Но отчего так случилось, что зверь, чтобы выжить, должен забрать жизнь другого зверя, почему лань, чтобы насытиться, должна уничтожить поля изумрудной, ни в чем не повинной зелени? Как говорится, кто виноват? Ответ очевиден - человек! Я сотворил мир самодостаточным. Это значит, что каждая тварь, каждое растение для того, чтобы выжить, не должны были убивать. Но человек согрешил, и тогда Земля превратилась в планету убийц. И именно человек стал главным убийцей. Именно человек стоит на вершине всех пищевых пирамид.

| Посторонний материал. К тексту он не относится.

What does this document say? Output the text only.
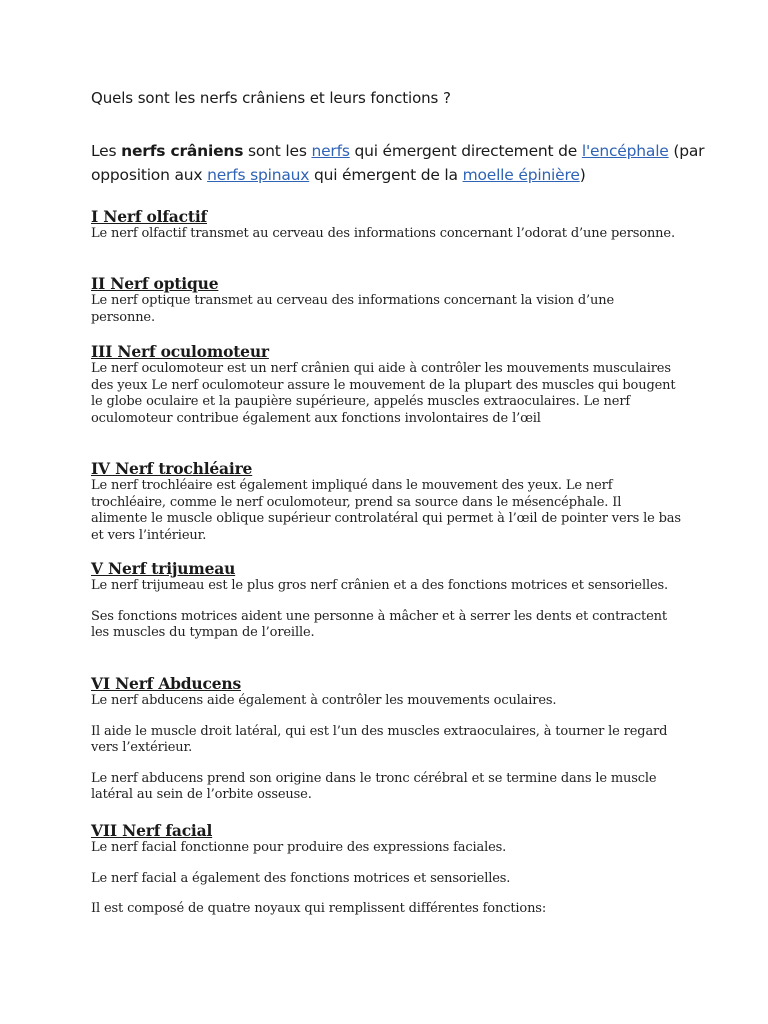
Quels sont les nerfs crâniens et leurs fonctions ?

Les nerfs crâniens sont les nerfs qui émergent directement de l'encéphale (par opposition aux nerfs spinaux qui émergent de la moelle épinière)

I Nerf olfactif

Le nerf olfactif transmet au cerveau des informations concernant l’odorat d’une personne.

II Nerf optique

Le nerf optique transmet au cerveau des informations concernant la vision d’une personne.

III Nerf oculomoteur

Le nerf oculomoteur est un nerf crânien qui aide à contrôler les mouvements musculaires des yeux Le nerf oculomoteur assure le mouvement de la plupart des muscles qui bougent le globe oculaire et la paupière supérieure, appelés muscles extraoculaires. Le nerf oculomoteur contribue également aux fonctions involontaires de l’œil

IV Nerf trochléaire

Le nerf trochléaire est également impliqué dans le mouvement des yeux. Le nerf trochléaire, comme le nerf oculomoteur, prend sa source dans le mésencéphale. Il alimente le muscle oblique supérieur controlatéral qui permet à l’œil de pointer vers le bas et vers l’intérieur.

V Nerf trijumeau

Le nerf trijumeau est le plus gros nerf crânien et a des fonctions motrices et sensorielles.

Ses fonctions motrices aident une personne à mâcher et à serrer les dents et contractent les muscles du tympan de l’oreille.

VI Nerf Abducens

Le nerf abducens aide également à contrôler les mouvements oculaires.

Il aide le muscle droit latéral, qui est l’un des muscles extraoculaires, à tourner le regard vers l’extérieur.

Le nerf abducens prend son origine dans le tronc cérébral et se termine dans le muscle latéral au sein de l’orbite osseuse.

VII Nerf facial

Le nerf facial fonctionne pour produire des expressions faciales.

Le nerf facial a également des fonctions motrices et sensorielles.

Il est composé de quatre noyaux qui remplissent différentes fonctions:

Но это еще полбеды. Оказалось, что человек - мое порождение, которое Я создал, просто чтобы не было скучно, подобным, в некотором – не всем понятным, но сейчас не об этом – смысле, себе, оказался чрезвычайно креативным. Я полагал, что у меня появится милый не столько собеседник, сколько слушатель, с которым я смогу общаться. Но человек обнаглел и начал творить. И вот теперь я собрал вас сюда, поскольку, несмотря на все отличия, вас объединяет одно: вы единственное, что есть во Вселенной, не созданное мной. Вы – порождение воображения человеческого!
Несмотря на робость перед Самим, в зале начался ропот. Несколько божеств даже вскочили со своих мест и на не всем известных языках выкрикивали, судя по интонации и жестикуляции, гневные филиппики в адрес Самого. Сам, не обращая внимания на недовольство зала, продолжил с ледяным спокойствием. Он, казалось, не замечал бунта. Но находящиеся в зале не могли не заметить, что Сам или его видимость вдруг стала расти в размерах, а голос без видимых (или слышимых) причин легко перекрывал шум.

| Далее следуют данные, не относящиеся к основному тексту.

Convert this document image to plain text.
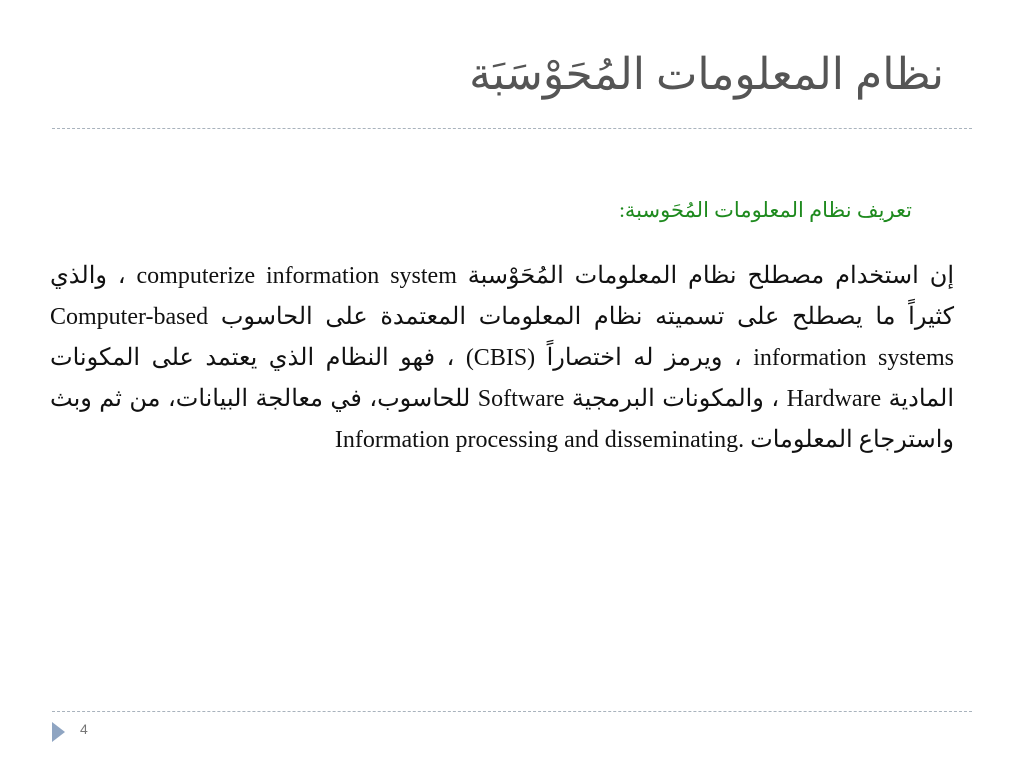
نظام المعلومات المُحَوْسَبَة

تعريف نظام المعلومات المُحَوسبة:

إن استخدام مصطلح نظام المعلومات المُحَوْسبة computerize information system ، والذي كثيراً ما يصطلح على تسميته نظام المعلومات المعتمدة على الحاسوب Computer-based information systems ، ويرمز له اختصاراً (CBIS) ، فهو النظام الذي يعتمد على المكونات المادية Hardware ، والمكونات البرمجية Software للحاسوب، في معالجة البيانات، من ثم وبث واسترجاع المعلومات Information processing and disseminating.

4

- Я совершенно не обязан объяснять или доказывать вам, что вы не более чем фантазии человека. Но, с другой стороны, почему бы и нет? Итак, во-первых, никто из вас не может перемещаться в прошлое; во-вторых, никому из вас не ведома его собственная судьба; в-третьих, никто не знает, что есть по сути звезды. Да что там, никто из вас не может расщепить атом, я уже не говорю о том, чтобы произвести хотя бы локальную термоядерную реакцию, а уж о том, чтобы зажечь звезду, взорвать сверхновую или проскочить через черную дыру и речи быть не может.

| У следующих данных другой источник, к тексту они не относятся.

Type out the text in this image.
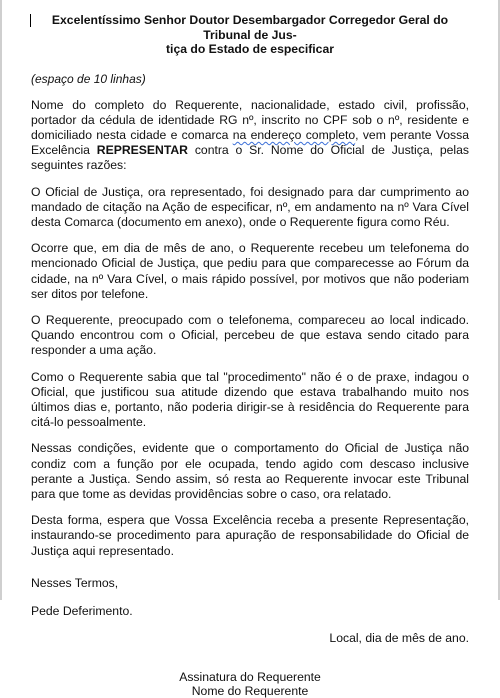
Excelentíssimo Senhor Doutor Desembargador Corregedor Geral do Tribunal de Jus-
tiça do Estado de especificar

(espaço de 10 linhas)

Nome do completo do Requerente, nacionalidade, estado civil, profissão, portador da cédula de identidade RG nº, inscrito no CPF sob o nº, residente e domiciliado nesta cidade e comarca na endereço completo, vem perante Vossa Excelência REPRESENTAR contra o Sr. Nome do Oficial de Justiça, pelas seguintes razões:

O Oficial de Justiça, ora representado, foi designado para dar cumprimento ao mandado de citação na Ação de especificar, nº, em andamento na nº Vara Cível desta Comarca (documento em anexo), onde o Requerente figura como Réu.

Ocorre que, em dia de mês de ano, o Requerente recebeu um telefonema do mencionado Oficial de Justiça, que pediu para que comparecesse ao Fórum da cidade, na nº Vara Cível, o mais rápido possível, por motivos que não poderiam ser ditos por telefone.

O Requerente, preocupado com o telefonema, compareceu ao local indicado. Quando encontrou com o Oficial, percebeu de que estava sendo citado para responder a uma ação.

Como o Requerente sabia que tal "procedimento" não é o de praxe, indagou o Oficial, que justificou sua atitude dizendo que estava trabalhando muito nos últimos dias e, portanto, não poderia dirigir-se à residência do Requerente para citá-lo pessoalmente.

Nessas condições, evidente que o comportamento do Oficial de Justiça não condiz com a função por ele ocupada, tendo agido com descaso inclusive perante a Justiça. Sendo assim, só resta ao Requerente invocar este Tribunal para que tome as devidas providências sobre o caso, ora relatado.

Desta forma, espera que Vossa Excelência receba a presente Representação, instaurando-se procedimento para apuração de responsabilidade do Oficial de Justiça aqui representado.

Nesses Termos,

Pede Deferimento.

Local, dia de mês de ano.

Assinatura do Requerente
Nome do Requerente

Последний довод, видимо, показался собравшимся, настолько убедительным, что в зале снова наступила тишина. Но тишина эта звучала совсем в другой тональности. Осознание собственной ограниченности, беспомощность перед временем – ужас слышался в этом безмолвии.
Едва слышно Сам произнес:
- Между Мною, Богом, и вами, божествами, такая же разница, как между знанием и зазнайством.
Несколько божеств не смогли вынести такого позора. Вскочив со своих мест, они с шумом и гамом выпустили в Самого мириад молний и тучу отравленных стрел – самое грозное оружие, бывшее в распоряжении божеств. Но молнии и стрелы, не долетев до трибуны, вдруг развернулись и поразили тех, кто осмелился выпустить их. Сам же по-прежнему невозмутимо стоял за своей конторкой и обводил ласковым взглядом лакуны, еще недавно заполненные бунтарями.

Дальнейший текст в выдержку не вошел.